The cafe was also shut down.
This is not the first time the 53-year-old pier has shown signs of stress. In 2021, part of it was shut down after handrails along the edge collapsed. And in 2023, after a series of storms pummeled the Central California coast, damaging parts of the pier, the structure was partially closed for more than year.
Those same storms caused extensive damage in Aptos and Capitola, 70 miles south, where piers and waterfront infrastructure were swept away or damaged.
In 2024, a 150- to 180- foot section of the Santa Cruz wharf was ripped off by powerful waves.
At least 10 of the state’s dozens of coastal public piers were closed for part or all of 2024 due to structural damage sustained in winter storms since 2022. At least five others have longer-term upgrades planned to address structural issues.
“These things are costly to maintain,” said Zach Plopper, senior environmental director at Surfrider. “They are a part of our California coastal culture in many ways, but we’re going to need to reckon with, one, the state that they’re in, and two, the continuous and worsening threats they’re going to experience,”
He said most of the piers were constructed in the early 1900s, and they weren’t built to withstand decades of rough seas, storms and rising sea level.
“With this incoming El Niño, which is forecasted to be significant, and this marine heat wave we’re in the midst of, we’re kind of in uncharted waters as far as what this winter could bring in terms of storms and swells to the California coast, and we’re likely going to see a lot more damage,” he said. “Not just piers, but roads and other coastal infrastructure up and down the state.”
There was no storm in Pacifica earlier this week, so no single event could be blamed for the destruction.
However, a 2025 report from an outside engineering firm, GHD, found that several sections of the pier were in “poor” or “serious” condition, and they recommended closure before anticipated storms or events that could “subject the piles to high winds, swells and large waves.”
The firm found several areas of the pier where concrete was missing and rebar was exposed and corroding.
“The pier has continued to experience high winds and large waves in a harsh marine environment,” the engineers wrote in the report, noting that continuous exposure to seawater or marine spray was “detrimental” to the structure.

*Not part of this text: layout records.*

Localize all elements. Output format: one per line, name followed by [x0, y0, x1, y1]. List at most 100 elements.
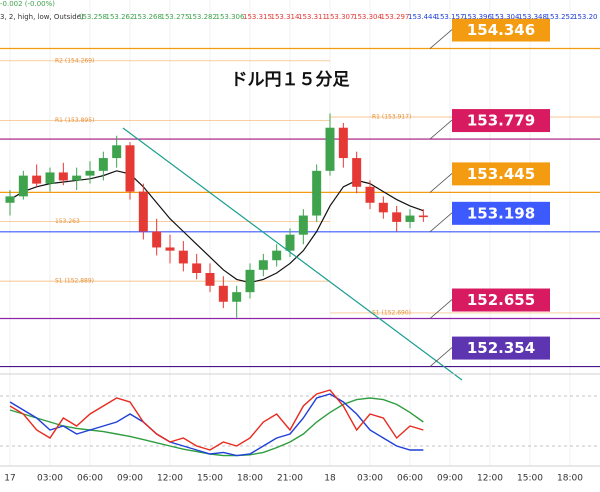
- candle-body: [338, 127, 348, 159]
- pivot-label: 153.263: [55, 218, 80, 225]
- header-value: 153.20: [573, 13, 598, 21]
- pivot-label: S1 (152.889): [55, 278, 94, 285]
- level-labels: 154.346 153.779 153.445 153.198 152.655 152.3…: [429, 18, 550, 367]
- header-value: 153.258: [78, 13, 107, 21]
- header-value: 153.306: [216, 13, 245, 21]
- level-label: 154.346: [467, 21, 535, 39]
- header-value: 153.315: [243, 13, 272, 21]
- candle-body: [298, 215, 308, 235]
- candle-body: [365, 186, 375, 203]
- candle-body: [58, 172, 68, 181]
- chart-title: ドル円１５分足: [231, 70, 350, 90]
- candle-body: [112, 145, 122, 159]
- header-value: 153.275: [161, 13, 190, 21]
- x-tick-label: 18: [324, 474, 336, 484]
- x-tick-label: 03:00: [357, 474, 383, 484]
- candle-body: [352, 158, 362, 187]
- x-tick-label: 09:00: [117, 474, 143, 484]
- x-tick-label: 21:00: [277, 474, 303, 484]
- x-tick-label: 15:00: [197, 474, 223, 484]
- oscillator-line: [9, 393, 424, 457]
- oscillator-line: [9, 389, 424, 451]
- level-label-box: [452, 18, 550, 42]
- candle-body: [378, 202, 388, 213]
- label-leader: [429, 347, 453, 367]
- level-label: 152.655: [467, 291, 535, 309]
- level-label-box: [452, 201, 550, 225]
- header-value: 153.157: [436, 13, 465, 21]
- header-value: 153.444: [408, 13, 437, 21]
- header-value: 153.314: [271, 13, 300, 21]
- grid: R2 (154.269) R1 (153.895) 153.263 S1 (152.8…: [0, 0, 600, 466]
- label-leader: [429, 29, 453, 49]
- candle-body: [5, 196, 15, 203]
- candle-body: [98, 158, 108, 171]
- candle-body: [258, 260, 268, 270]
- candle-body: [205, 273, 215, 286]
- level-label-box: [452, 162, 550, 186]
- header-change: -0.002 (-0.00%): [0, 0, 55, 8]
- level-label-box: [452, 336, 550, 360]
- candle-body: [272, 250, 282, 261]
- candle-body: [245, 269, 255, 293]
- price-pane: [0, 47, 600, 368]
- candle-body: [312, 170, 322, 216]
- header-params: 3, 2, high, low, Outside): [0, 13, 84, 21]
- oscillator-pane: [9, 389, 424, 457]
- candle-body: [32, 175, 42, 184]
- candle-body: [218, 285, 228, 302]
- header-value: 153.268: [133, 13, 162, 21]
- candle-body: [232, 292, 242, 302]
- pivot-label: R2 (154.269): [55, 57, 94, 64]
- header-value: 153.348: [518, 13, 547, 21]
- candle-body: [72, 175, 82, 181]
- candle-body: [392, 212, 402, 222]
- x-tick-label: 06:00: [77, 474, 103, 484]
- candle-body: [152, 231, 162, 248]
- label-leader: [429, 212, 453, 233]
- label-leader: [429, 173, 453, 193]
- candle-body: [405, 215, 415, 222]
- x-tick-label: 12:00: [477, 474, 503, 484]
- pivot-label: R1 (153.895): [55, 117, 94, 124]
- x-tick-label: 03:00: [37, 474, 63, 484]
- candle-body: [285, 234, 295, 251]
- candle-body: [138, 191, 148, 232]
- header-value: 153.304: [353, 13, 382, 21]
- x-tick-label: 15:00: [517, 474, 543, 484]
- pivot-label: R1 (153.917): [372, 114, 411, 121]
- candle-body: [18, 175, 28, 197]
- level-label: 153.445: [467, 165, 535, 183]
- header-value: 153.262: [106, 13, 135, 21]
- level-label-box: [452, 288, 550, 312]
- level-label-box: [452, 109, 550, 133]
- x-tick-label: 09:00: [437, 474, 463, 484]
- label-leader: [429, 119, 453, 140]
- label-leader: [429, 299, 453, 319]
- x-tick-label: 12:00: [157, 474, 183, 484]
- header-value: 153.311: [298, 13, 327, 21]
- header-value: 153.252: [546, 13, 575, 21]
- level-label: 152.354: [467, 339, 535, 357]
- candle-body: [418, 215, 428, 218]
- oscillator-line: [9, 397, 424, 457]
- x-tick-label: 18:00: [237, 474, 263, 484]
- pivot-label: S1 (152.690): [372, 309, 411, 316]
- candle-body: [192, 263, 202, 274]
- header-value: 153.304: [491, 13, 520, 21]
- x-tick-label: 18:00: [557, 474, 583, 484]
- x-tick-label: 06:00: [397, 474, 423, 484]
- header: -0.002 (-0.00%) 3, 2, high, low, Outside…: [0, 0, 598, 21]
- header-value: 153.307: [326, 13, 355, 21]
- header-value: 153.282: [188, 13, 217, 21]
- header-value: 153.297: [381, 13, 410, 21]
- candle-body: [85, 170, 95, 176]
- candle-body: [325, 127, 335, 171]
- candle-body: [178, 250, 188, 264]
- candle-body: [45, 172, 55, 184]
- candle-body: [165, 247, 175, 251]
- x-tick-label: 17: [4, 474, 15, 484]
- trend-line: [122, 127, 463, 381]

A 2023 city report estimated it would cost $19 million to repair.
That same year, a state law was enacted to require local governments along the California coast to plan for sea level rise in the coming decades.

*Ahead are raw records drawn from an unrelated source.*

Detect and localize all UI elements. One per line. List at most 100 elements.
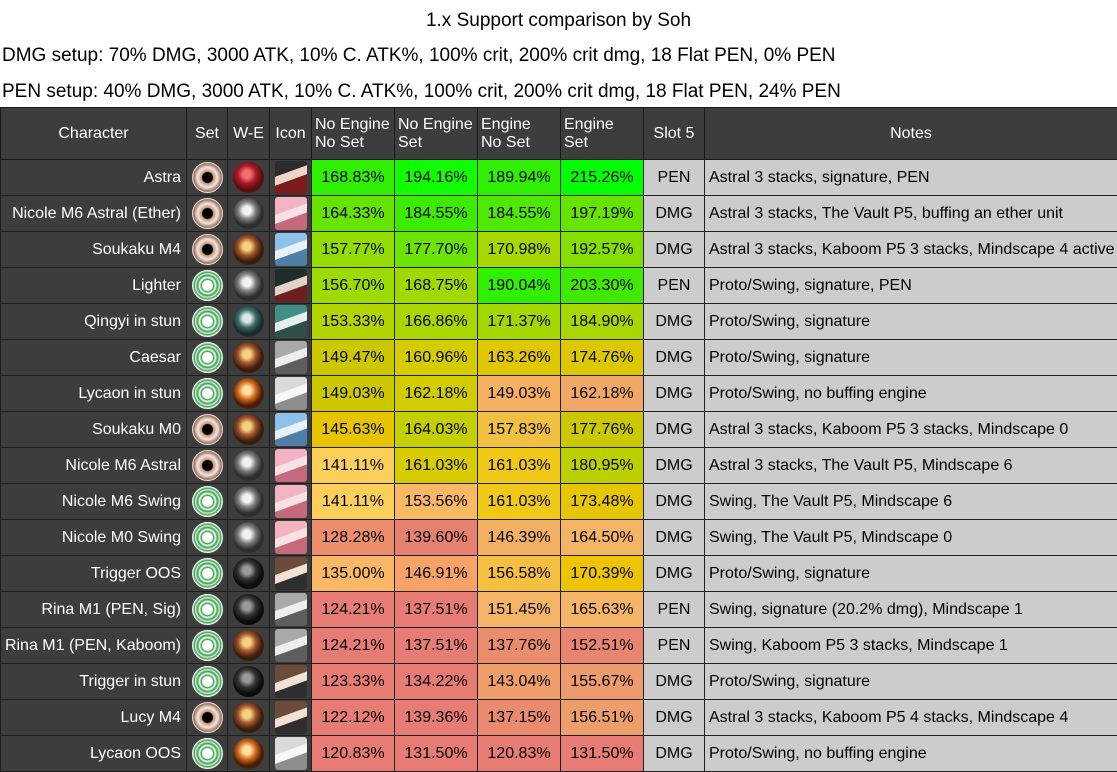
notes-value: Astral 3 stacks, Kaboom P5 3 stacks, Min… xyxy=(705,232,1117,268)
portrait-cell xyxy=(270,484,312,520)
engine-set-value: 180.95% xyxy=(561,448,644,484)
orange-w-engine-icon xyxy=(233,738,264,769)
notes-value: Swing, signature (20.2% dmg), Mindscape … xyxy=(705,592,1117,628)
set-cell xyxy=(187,484,228,520)
character-name: Trigger OOS xyxy=(1,556,187,592)
proto-set-icon xyxy=(192,342,223,373)
proto-set-icon xyxy=(192,270,223,301)
engine-no-set-value: 156.58% xyxy=(478,556,561,592)
engine-no-set-value: 120.83% xyxy=(478,736,561,772)
no-engine-no-set-value: 141.11% xyxy=(312,448,395,484)
character-name: Nicole M6 Astral (Ether) xyxy=(1,196,187,232)
set-cell xyxy=(187,376,228,412)
notes-value: Astral 3 stacks, The Vault P5, Mindscape… xyxy=(705,448,1117,484)
engine-no-set-value: 184.55% xyxy=(478,196,561,232)
engine-set-value: 155.67% xyxy=(561,664,644,700)
slot5-value: DMG xyxy=(644,340,705,376)
no-engine-no-set-value: 149.47% xyxy=(312,340,395,376)
orange-w-engine-icon xyxy=(233,378,264,409)
dark-w-engine-icon xyxy=(233,558,264,589)
portrait-cell xyxy=(270,232,312,268)
engine-set-value: 184.90% xyxy=(561,304,644,340)
w-engine-cell xyxy=(228,412,270,448)
portrait-cell xyxy=(270,268,312,304)
notes-value: Astral 3 stacks, Kaboom P5 3 stacks, Min… xyxy=(705,412,1117,448)
proto-set-icon xyxy=(192,630,223,661)
no-engine-set-value: 168.75% xyxy=(395,268,478,304)
no-engine-set-value: 194.16% xyxy=(395,160,478,196)
no-engine-set-value: 184.55% xyxy=(395,196,478,232)
astral-set-icon xyxy=(192,414,223,445)
col-header-set[interactable]: Set xyxy=(187,108,228,160)
character-name: Soukaku M0 xyxy=(1,412,187,448)
w-engine-cell xyxy=(228,160,270,196)
set-cell xyxy=(187,340,228,376)
set-cell xyxy=(187,664,228,700)
col-header-slot5[interactable]: Slot 5 xyxy=(644,108,705,160)
col-header-character[interactable]: Character xyxy=(1,108,187,160)
rina-portrait-icon xyxy=(275,629,307,662)
engine-no-set-value: 161.03% xyxy=(478,484,561,520)
no-engine-no-set-value: 164.33% xyxy=(312,196,395,232)
character-name: Lycaon OOS xyxy=(1,736,187,772)
set-cell xyxy=(187,628,228,664)
table-row: Rina M1 (PEN, Sig)124.21%137.51%151.45%1… xyxy=(1,592,1117,628)
set-cell xyxy=(187,448,228,484)
w-engine-cell xyxy=(228,700,270,736)
w-engine-cell xyxy=(228,628,270,664)
no-engine-no-set-value: 123.33% xyxy=(312,664,395,700)
engine-set-value: 164.50% xyxy=(561,520,644,556)
no-engine-no-set-value: 135.00% xyxy=(312,556,395,592)
proto-set-icon xyxy=(192,486,223,517)
page-title: 1.x Support comparison by Soh xyxy=(0,10,1117,32)
set-cell xyxy=(187,520,228,556)
portrait-cell xyxy=(270,556,312,592)
engine-no-set-value: 189.94% xyxy=(478,160,561,196)
notes-value: Astral 3 stacks, signature, PEN xyxy=(705,160,1117,196)
brown-w-engine-icon xyxy=(233,630,264,661)
character-name: Lycaon in stun xyxy=(1,376,187,412)
engine-set-value: 174.76% xyxy=(561,340,644,376)
astral-set-icon xyxy=(192,450,223,481)
slot5-value: DMG xyxy=(644,664,705,700)
character-name: Soukaku M4 xyxy=(1,232,187,268)
slot5-value: DMG xyxy=(644,520,705,556)
table-row: Rina M1 (PEN, Kaboom)124.21%137.51%137.7… xyxy=(1,628,1117,664)
no-engine-set-value: 137.51% xyxy=(395,592,478,628)
w-engine-cell xyxy=(228,736,270,772)
portrait-cell xyxy=(270,700,312,736)
brown-w-engine-icon xyxy=(233,234,264,265)
portrait-cell xyxy=(270,376,312,412)
notes-value: Proto/Swing, no buffing engine xyxy=(705,736,1117,772)
portrait-cell xyxy=(270,736,312,772)
slot5-value: PEN xyxy=(644,628,705,664)
grey-w-engine-icon xyxy=(233,450,264,481)
col-header-notes[interactable]: Notes xyxy=(705,108,1117,160)
no-engine-set-value: 134.22% xyxy=(395,664,478,700)
character-name: Astra xyxy=(1,160,187,196)
set-cell xyxy=(187,304,228,340)
w-engine-cell xyxy=(228,232,270,268)
slot5-value: DMG xyxy=(644,232,705,268)
engine-set-value: 131.50% xyxy=(561,736,644,772)
slot5-value: DMG xyxy=(644,700,705,736)
slot5-value: DMG xyxy=(644,376,705,412)
engine-no-set-value: 157.83% xyxy=(478,412,561,448)
col-header-icon[interactable]: Icon xyxy=(270,108,312,160)
grey-w-engine-icon xyxy=(233,198,264,229)
character-name: Lucy M4 xyxy=(1,700,187,736)
no-engine-no-set-value: 156.70% xyxy=(312,268,395,304)
notes-value: Swing, The Vault P5, Mindscape 0 xyxy=(705,520,1117,556)
notes-value: Proto/Swing, signature xyxy=(705,556,1117,592)
col-header-we[interactable]: W-E xyxy=(228,108,270,160)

Sea level has risen some 8 inches, on average, along the coast in the past 150 years, Plopper said, and researchers anticipate another foot in the next 25 years.
“We’re going to see profound shifts on our coastline, none that we have ever experienced before, and building static structures on the coast just doesn’t work all that well,” he said. “We’re going to have to make some really hard decisions.”